9 out of 10 people who have had mild or asymptomatic Covid-19 carry neutralizing antibodies 16-18 weeks after infection.
This is according to new research published in Science Immunology by UCL, Imperial College London, Queen Mary University of London, Bart’s and the London School of Medicine and Dentistry and Public Health England (PHE), and supported by the NIHR UCLH BRC.
The study analysed antibody and T cell responses in 136 London healthcare workers with mild or asymptomatic infection dating back to the start of lockdown in March 2020.
89 per cent of those analysed carried neutralizing antibodies 16-18 weeks following infection, usually complemented by a multi-pronged T cell response.
However, the research also suggests that these two arms of protective immunity do not always persist in harmony, with some individuals showing T cell immunity but no evidence of antibodies, and vice versa.
From the outset of the pandemic, scientists across the globe have been working to understand how our immune system protects us against SARS-CoV-2 and how long this protection lasts.
Much of the debate around protective immunity has focussed on the different roles of B cells, which make antibodies, and T cells, white blood cells which work in several different ways to help protect from viruses, including direct killing. Some previous studies emphasised the point that antibodies wane quite quickly while T cells may provide more durable protection.
Understanding how this careful choreography of immune responses works in people with mild or asymptomatic infection is particularly important as they represent the largest infected group. With this in mind, the study team set out to establish whether individuals in this category would still show SARS-CoV-2 specific antibody and T cell responses more than four months after infection.

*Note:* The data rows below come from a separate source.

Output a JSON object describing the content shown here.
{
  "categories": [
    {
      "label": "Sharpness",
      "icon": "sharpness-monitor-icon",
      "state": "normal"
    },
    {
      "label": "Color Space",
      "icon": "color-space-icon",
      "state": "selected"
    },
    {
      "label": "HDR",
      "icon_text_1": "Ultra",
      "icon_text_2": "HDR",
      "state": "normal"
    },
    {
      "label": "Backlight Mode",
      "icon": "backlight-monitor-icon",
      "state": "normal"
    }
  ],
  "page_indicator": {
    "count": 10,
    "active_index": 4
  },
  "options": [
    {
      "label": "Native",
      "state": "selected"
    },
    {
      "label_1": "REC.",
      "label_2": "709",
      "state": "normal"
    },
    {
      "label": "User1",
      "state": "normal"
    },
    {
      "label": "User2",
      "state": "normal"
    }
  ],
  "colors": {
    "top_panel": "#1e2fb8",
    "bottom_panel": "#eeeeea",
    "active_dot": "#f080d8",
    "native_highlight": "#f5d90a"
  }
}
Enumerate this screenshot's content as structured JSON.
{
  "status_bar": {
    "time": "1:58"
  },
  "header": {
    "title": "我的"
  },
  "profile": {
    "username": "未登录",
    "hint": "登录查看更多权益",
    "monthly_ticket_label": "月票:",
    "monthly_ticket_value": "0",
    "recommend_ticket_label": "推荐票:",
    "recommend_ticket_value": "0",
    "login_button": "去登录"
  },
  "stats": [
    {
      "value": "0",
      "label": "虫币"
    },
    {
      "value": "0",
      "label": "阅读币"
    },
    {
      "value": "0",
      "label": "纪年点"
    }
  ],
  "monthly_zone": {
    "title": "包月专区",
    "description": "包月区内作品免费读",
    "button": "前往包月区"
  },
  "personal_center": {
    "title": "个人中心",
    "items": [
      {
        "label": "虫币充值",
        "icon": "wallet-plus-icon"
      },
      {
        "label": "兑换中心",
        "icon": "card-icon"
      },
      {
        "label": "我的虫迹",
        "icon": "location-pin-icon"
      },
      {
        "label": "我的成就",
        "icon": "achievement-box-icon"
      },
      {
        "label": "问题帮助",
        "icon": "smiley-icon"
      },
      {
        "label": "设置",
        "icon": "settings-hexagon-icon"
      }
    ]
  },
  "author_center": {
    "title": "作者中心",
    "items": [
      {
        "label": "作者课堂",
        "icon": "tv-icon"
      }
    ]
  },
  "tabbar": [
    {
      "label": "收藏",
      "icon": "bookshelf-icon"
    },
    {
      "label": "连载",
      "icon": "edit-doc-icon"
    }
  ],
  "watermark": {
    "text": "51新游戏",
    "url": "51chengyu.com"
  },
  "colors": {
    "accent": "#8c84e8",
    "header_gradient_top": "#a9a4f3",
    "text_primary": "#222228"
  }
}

16-18 weeks following infection, the team found that 89 per cent still had neutralizing antibodies capable of blocking virus entry, with 66 per cent showing high levels. Most also had T cells capable of recognising multiple different parts of the virus.
Overall, however, just over half of the healthcare workers had mismatched antibody and T cell responses and did not produce a T cell response specific to virus spike protein, with 15 per cent not producing a response to 'N', a key virus protein.
Importantly, the team found that T cell responses tended to be higher in those with the classic, defining symptoms of COVID-19 disease in comparison to those with asymptomatic infection. Asymptomatic infection resulted in less strong T cell immunity than symptomatic infection, but equivalent neutralizing antibody responses.
The study findings suggest that understanding protective immunity in the population will require careful and simultaneous scrutiny of both T cell and antibody responses.